Gilligan, for instance, was not The Tempest, but it worked with a classic setup later emulated by Survivor and Lost and TV shows that did not take place on desert islands: take a group of very different people, from all classes of society, strand them together and see what happens. The Brady Bunch, likewise—a squeaky-clean story of a lovely lady and the widower she formed a blended family with—was not exactly groundbreaking social commentary. But amid the social and domestic disturbances of the late ’60s and early ’70s, people connected with two families moving on from losses in their past (Schwartz intended Carol Brady to be divorced, but the network objected) to learn lessons about not playing ball in the house.

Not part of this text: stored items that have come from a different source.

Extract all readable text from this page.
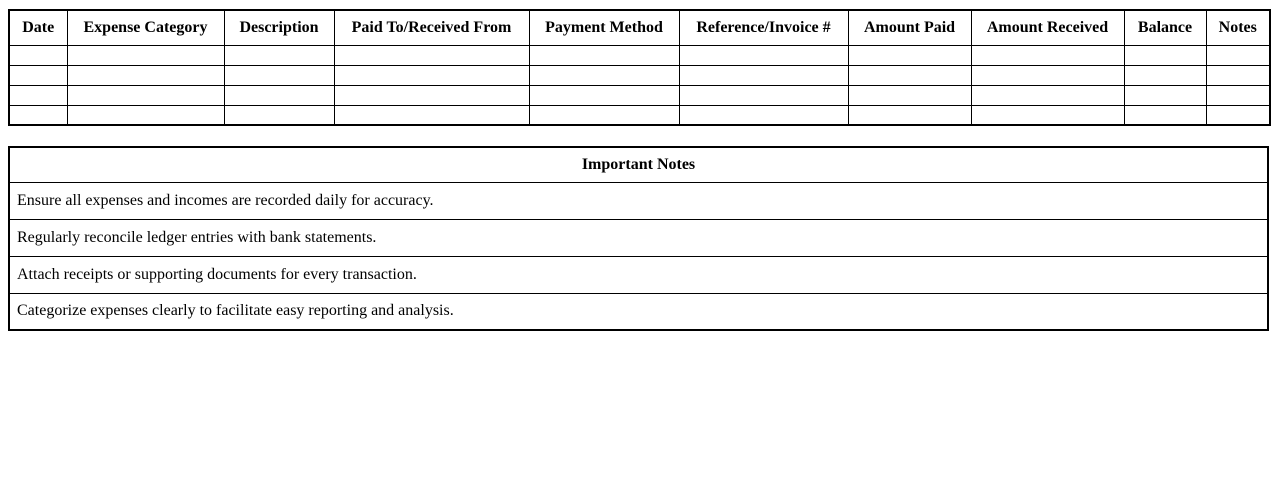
Date	Expense Category	Description	Paid To/Received From	Payment Method	Reference/Invoice #	Amount Paid	Amount Received	Balance	Notes

Important Notes
Ensure all expenses and incomes are recorded daily for accuracy.
Regularly reconcile ledger entries with bank statements.
Attach receipts or supporting documents for every transaction.
Categorize expenses clearly to facilitate easy reporting and analysis.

Schwartz’s shows—unlike, say, Norman Lear’s—did not harbor big messages or grand ambitions. But they knew how to make room for the audience to invest them with their own meaning and make their own attachments. “The critics say it’s a bad show,” Schwartz once told TV Guide about Gilligan. “But there ain’t no critic who can climb into people’s windows and turn off their sets.” RIP.